The code below imports the necessary mlflow.pyfunc module, specifies the "IrisModel" registered in MLflow's model registry, and then loads the version of this model that's in the 'Production' stage. With a sample iris dataset provided, it uses the loaded model to make predictions and then prints the resultant predictions to the console. In essence, it showcases how to retrieve a model from MLflow's model registry and use it for inference on new data.:

In [6]:
import mlflow.pyfunc

# Define the name of the registered model
model_name = "IrisModel"

# Load the model in 'Production' stage from the model registry
model_production = mlflow.pyfunc.load_model(model_uri=f"models:/{model_name}/Production")
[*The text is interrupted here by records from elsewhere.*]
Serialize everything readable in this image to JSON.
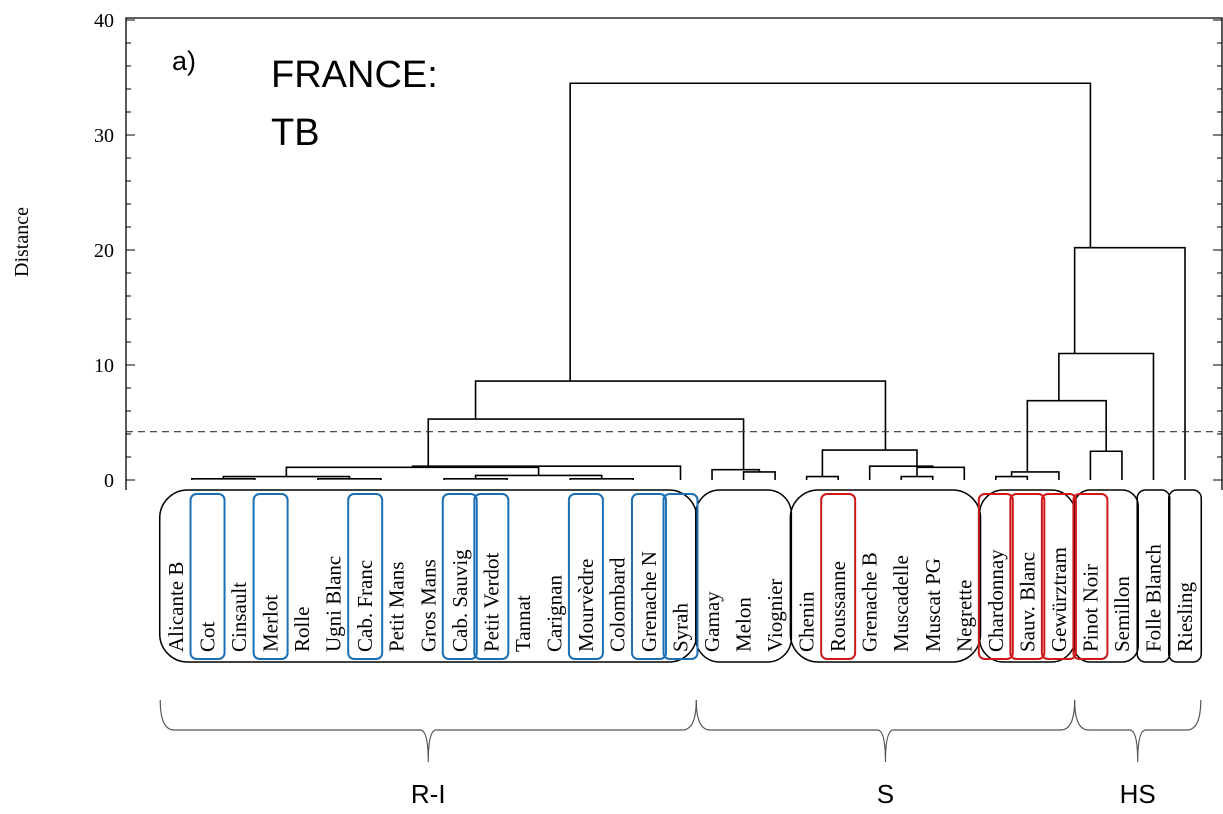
{
  "chart_data": {
    "type": "dendrogram",
    "panel_tag": "a)",
    "title_lines": [
      "FRANCE:",
      "TB"
    ],
    "ylabel": "Distance",
    "ylim": [
      0,
      40
    ],
    "yticks": [
      0,
      10,
      20,
      30,
      40
    ],
    "cut_height": 4.2,
    "leaves": [
      "Alicante B",
      "Cot",
      "Cinsault",
      "Merlot",
      "Rolle",
      "Ugni Blanc",
      "Cab. Franc",
      "Petit Mans",
      "Gros Mans",
      "Cab. Sauvig",
      "Petit Verdot",
      "Tannat",
      "Carignan",
      "Mourvèdre",
      "Colombard",
      "Grenache N",
      "Syrah",
      "Gamay",
      "Melon",
      "Viognier",
      "Chenin",
      "Roussanne",
      "Grenache B",
      "Muscadelle",
      "Muscat PG",
      "Negrette",
      "Chardonnay",
      "Sauv. Blanc",
      "Gewürztram",
      "Pinot Noir",
      "Semillon",
      "Folle Blanch",
      "Riesling"
    ],
    "merges": [
      {
        "left": [
          "Alicante B",
          "Cot"
        ],
        "right": [
          "Cinsault",
          "Merlot"
        ],
        "height": 0.1
      },
      {
        "left": [
          "Rolle",
          "Ugni Blanc"
        ],
        "right": [
          "Cab. Franc",
          "Petit Mans"
        ],
        "height": 0.1
      },
      {
        "left": [
          "Gros Mans",
          "Cab. Sauvig"
        ],
        "right": [
          "Petit Verdot",
          "Tannat"
        ],
        "height": 0.1
      },
      {
        "left": [
          "Carignan",
          "Mourvèdre"
        ],
        "right": [
          "Colombard",
          "Grenache N"
        ],
        "height": 0.1
      },
      {
        "left": [
          "Alicante B",
          "Merlot"
        ],
        "right": [
          "Rolle",
          "Petit Mans"
        ],
        "height": 0.3
      },
      {
        "left": [
          "Gros Mans",
          "Tannat"
        ],
        "right": [
          "Carignan",
          "Grenache N"
        ],
        "height": 0.4
      },
      {
        "left": [
          "Alicante B",
          "Petit Mans"
        ],
        "right": [
          "Gros Mans",
          "Grenache N"
        ],
        "height": 1.1
      },
      {
        "left": [
          "Alicante B",
          "Grenache N"
        ],
        "right": [
          "Syrah"
        ],
        "height": 1.2
      },
      {
        "left": [
          "Melon"
        ],
        "right": [
          "Viognier"
        ],
        "height": 0.7
      },
      {
        "left": [
          "Gamay"
        ],
        "right": [
          "Melon",
          "Viognier"
        ],
        "height": 0.9
      },
      {
        "left": [
          "Alicante B",
          "Syrah"
        ],
        "right": [
          "Gamay",
          "Viognier"
        ],
        "height": 5.3
      },
      {
        "left": [
          "Chenin"
        ],
        "right": [
          "Roussanne"
        ],
        "height": 0.3
      },
      {
        "left": [
          "Muscadelle"
        ],
        "right": [
          "Muscat PG"
        ],
        "height": 0.3
      },
      {
        "left": [
          "Muscadelle",
          "Muscat PG"
        ],
        "right": [
          "Negrette"
        ],
        "height": 1.1
      },
      {
        "left": [
          "Grenache B"
        ],
        "right": [
          "Muscadelle",
          "Negrette"
        ],
        "height": 1.2
      },
      {
        "left": [
          "Chenin",
          "Roussanne"
        ],
        "right": [
          "Grenache B",
          "Negrette"
        ],
        "height": 2.6
      },
      {
        "left": [
          "Alicante B",
          "Viognier"
        ],
        "right": [
          "Chenin",
          "Negrette"
        ],
        "height": 8.6
      },
      {
        "left": [
          "Chardonnay"
        ],
        "right": [
          "Sauv. Blanc"
        ],
        "height": 0.3
      },
      {
        "left": [
          "Chardonnay",
          "Sauv. Blanc"
        ],
        "right": [
          "Gewürztram"
        ],
        "height": 0.7
      },
      {
        "left": [
          "Pinot Noir"
        ],
        "right": [
          "Semillon"
        ],
        "height": 2.5
      },
      {
        "left": [
          "Chardonnay",
          "Gewürztram"
        ],
        "right": [
          "Pinot Noir",
          "Semillon"
        ],
        "height": 6.9
      },
      {
        "left": [
          "Chardonnay",
          "Semillon"
        ],
        "right": [
          "Folle Blanch"
        ],
        "height": 11.0
      },
      {
        "left": [
          "Chardonnay",
          "Folle Blanch"
        ],
        "right": [
          "Riesling"
        ],
        "height": 20.2
      },
      {
        "left": [
          "Alicante B",
          "Negrette"
        ],
        "right": [
          "Chardonnay",
          "Riesling"
        ],
        "height": 34.5
      }
    ],
    "clusters": [
      {
        "first": "Alicante B",
        "last": "Syrah"
      },
      {
        "first": "Gamay",
        "last": "Viognier"
      },
      {
        "first": "Chenin",
        "last": "Negrette"
      },
      {
        "first": "Chardonnay",
        "last": "Gewürztram"
      },
      {
        "first": "Pinot Noir",
        "last": "Semillon"
      },
      {
        "first": "Folle Blanch",
        "last": "Folle Blanch"
      },
      {
        "first": "Riesling",
        "last": "Riesling"
      }
    ],
    "highlighted": {
      "blue": [
        "Cot",
        "Merlot",
        "Cab. Franc",
        "Cab. Sauvig",
        "Petit Verdot",
        "Mourvèdre",
        "Grenache N",
        "Syrah"
      ],
      "red": [
        "Roussanne",
        "Chardonnay",
        "Sauv. Blanc",
        "Gewürztram",
        "Pinot Noir"
      ]
    },
    "groups": [
      {
        "label": "R-I",
        "first": "Alicante B",
        "last": "Syrah"
      },
      {
        "label": "S",
        "first": "Gamay",
        "last": "Gewürztram"
      },
      {
        "label": "HS",
        "first": "Pinot Noir",
        "last": "Riesling"
      }
    ],
    "colors": {
      "blue_box": "#1a6fb5",
      "red_box": "#d01818",
      "line": "#000000",
      "cut_line": "#333333"
    }
  }
}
# Assume you have some new sample data for prediction (modify this according to your data)
sample_data = [[5.1, 3.5, 1.4, 0.2],  # Example iris data
               [6.7, 3.1, 4.7, 1.5]]

# Perform inference
predictions = model_production.predict(sample_data)

print(predictions)

[0 1]


# Conclusion
Through this workshop:

1. We understood the importance of Model Experiment Tracking and how it helps streamline ML processes, reproduce results, and collaborate.
2. We delved into Model Registries and saw its utility in managing, versioning, and deploying models.
3. We trained two models and logged their runs with MLflow, tagging them appropriately.
4. We registered our models in different stages: production and staging. This helps in differentiating models ready for live environments vs those still under evaluation.
5. Lastly, we used our registered models for inference, showcasing how easy it is to fetch and use models from a centralized repository.